Neural Recovery of Historical Lexical Structure in Bantu Languages from Modern Data

We investigate whether neural models trained exclusively on modern morphological data can recover cross-lingual lexical structure consistent with historical reconstruction. Using BantuMorph v7, a transformer over Bantu morphological paradigms, we analyze 14 Eastern and Southern Bantu languages, extract encoder embeddings for their noun and verb lemmas, and identify 728 noun and 1,525 verb cognate candidates shared across 5+ languages. Evaluating these candidates against established historical resources-the Bantu Lexical Reconstructions database (BLR3; 4,786 reconstructed Proto-Bantu forms) and the ASJP basic vocabulary-we confirm 10 of the top 11 noun candidates (90.9%) align with previously reconstructed Proto-Bantu forms, including *-ntU 'person' (8 languages), *gombe 'cow' (9 languages), and *mUn (9 languages). Extending to verbs, 12 verb cognates align with reconstructed Proto-Bantu roots, including *-bon- 'see' and *-jIm- 'stand', each attested across wide geographic ranges. Cross-model validation using an independent translation model (NLLB-600M) confirms these patterns: both models recover cognate clusters and phylogenetic groupings consistent with established Guthrie-zone classifications (p < 0.01). Cross-lingual noun class analysis reveals that all 13 productive classes maintain >0.83 cosine similarity across languages (within-class > between-class, p < 10^-9). Our dataset is restricted to Eastern and Southern Bantu, so we interpret these results as recovering shared Bantu lexical structure consistent with Proto-Bantu rather than definitively distinguishing Proto-Bantu retentions from later regional innovations.

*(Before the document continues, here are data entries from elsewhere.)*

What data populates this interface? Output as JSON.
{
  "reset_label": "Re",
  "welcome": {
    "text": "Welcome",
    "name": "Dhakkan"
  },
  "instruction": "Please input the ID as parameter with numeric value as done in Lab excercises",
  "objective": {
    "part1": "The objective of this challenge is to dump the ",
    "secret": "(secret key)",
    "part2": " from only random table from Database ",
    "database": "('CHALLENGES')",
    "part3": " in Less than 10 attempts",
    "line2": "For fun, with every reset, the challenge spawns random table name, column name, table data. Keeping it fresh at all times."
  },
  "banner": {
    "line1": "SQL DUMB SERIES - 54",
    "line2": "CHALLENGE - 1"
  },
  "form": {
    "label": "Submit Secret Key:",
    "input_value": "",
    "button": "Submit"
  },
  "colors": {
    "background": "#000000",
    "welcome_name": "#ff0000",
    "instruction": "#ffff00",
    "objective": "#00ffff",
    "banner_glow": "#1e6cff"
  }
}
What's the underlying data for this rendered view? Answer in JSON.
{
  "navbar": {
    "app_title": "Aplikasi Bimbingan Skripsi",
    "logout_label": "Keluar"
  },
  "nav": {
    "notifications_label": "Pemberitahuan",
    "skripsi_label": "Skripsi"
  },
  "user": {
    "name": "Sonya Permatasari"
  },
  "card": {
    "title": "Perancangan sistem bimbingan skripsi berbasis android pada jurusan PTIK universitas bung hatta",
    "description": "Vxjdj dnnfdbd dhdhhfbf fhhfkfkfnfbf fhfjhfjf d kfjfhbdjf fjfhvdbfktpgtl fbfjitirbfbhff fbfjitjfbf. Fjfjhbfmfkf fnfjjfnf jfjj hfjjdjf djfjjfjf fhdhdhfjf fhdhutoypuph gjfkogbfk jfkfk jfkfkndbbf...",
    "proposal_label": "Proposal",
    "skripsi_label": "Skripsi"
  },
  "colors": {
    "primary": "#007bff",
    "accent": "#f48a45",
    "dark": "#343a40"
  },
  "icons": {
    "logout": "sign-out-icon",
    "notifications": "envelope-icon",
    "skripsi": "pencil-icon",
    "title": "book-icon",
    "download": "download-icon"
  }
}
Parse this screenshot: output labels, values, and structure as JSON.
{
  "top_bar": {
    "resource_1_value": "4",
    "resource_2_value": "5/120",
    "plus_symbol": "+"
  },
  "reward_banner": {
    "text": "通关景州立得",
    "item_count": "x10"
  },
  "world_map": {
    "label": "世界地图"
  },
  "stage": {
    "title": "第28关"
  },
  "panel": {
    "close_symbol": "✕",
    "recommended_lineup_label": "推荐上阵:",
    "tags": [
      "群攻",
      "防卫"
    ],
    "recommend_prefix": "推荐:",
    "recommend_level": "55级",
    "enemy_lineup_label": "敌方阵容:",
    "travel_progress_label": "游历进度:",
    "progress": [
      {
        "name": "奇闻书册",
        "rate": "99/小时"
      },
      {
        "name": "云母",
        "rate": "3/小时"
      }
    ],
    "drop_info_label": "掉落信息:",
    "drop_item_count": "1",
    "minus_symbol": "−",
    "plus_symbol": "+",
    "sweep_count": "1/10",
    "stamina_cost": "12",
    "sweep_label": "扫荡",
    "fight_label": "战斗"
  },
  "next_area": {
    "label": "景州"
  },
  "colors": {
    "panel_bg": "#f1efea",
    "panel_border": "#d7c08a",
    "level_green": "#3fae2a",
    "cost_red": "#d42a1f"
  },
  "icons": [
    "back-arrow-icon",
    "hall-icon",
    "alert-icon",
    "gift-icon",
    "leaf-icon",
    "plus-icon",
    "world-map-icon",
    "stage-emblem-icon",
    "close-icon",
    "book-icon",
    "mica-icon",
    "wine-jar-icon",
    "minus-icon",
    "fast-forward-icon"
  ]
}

翻译：我们探究是否仅基于现代形态数据训练的神经模型能够恢复与历史重建一致的跨语言词汇结构。利用班图形态学范式上的Transformer模型——BantuMorph v7，我们分析了14种东部和南部班图语言，提取其名词和动词词元的编码器嵌入，并识别出跨越5种以上语言的728个名词和1525个动词同源候选词。将这些候选词与既定的历史资源——班图词汇重建数据库（BLR3；包含4786个重建原始班语形式）和ASJP基础词汇进行对照评估后，我们确认前11个名词候选词中的10个（90.9%）与先前重建的原始班语形式一致，包括*-ntU（“人”，8种语言）、*gombe（“牛”，9种语言）和*mUn（9种语言）。扩展到动词领域，12个动词同源词与重建的原始班语词根一致，包括*-bon-（“看见”）和*-jIm-（“站立”），每个词根在广泛地理范围内均有证据支持。使用独立翻译模型（NLLB-600M）进行的跨模型验证进一步确认了这些模式：两个模型均恢复了与既定Guthrie区域分类一致的同源簇和系统发育分组（p < 0.01）。跨语言名词类别分析显示，所有13个能产类别在各语言间的余弦相似度均高于0.83（类内相似度 > 类间相似度，p < 10^-9）。我们的数据集仅限于东部和南部班图语言，因此我们将这些结果解释为恢复了与原始班语一致的共享班图词汇结构，而非明确区分原始班语保留特征与后期区域创新。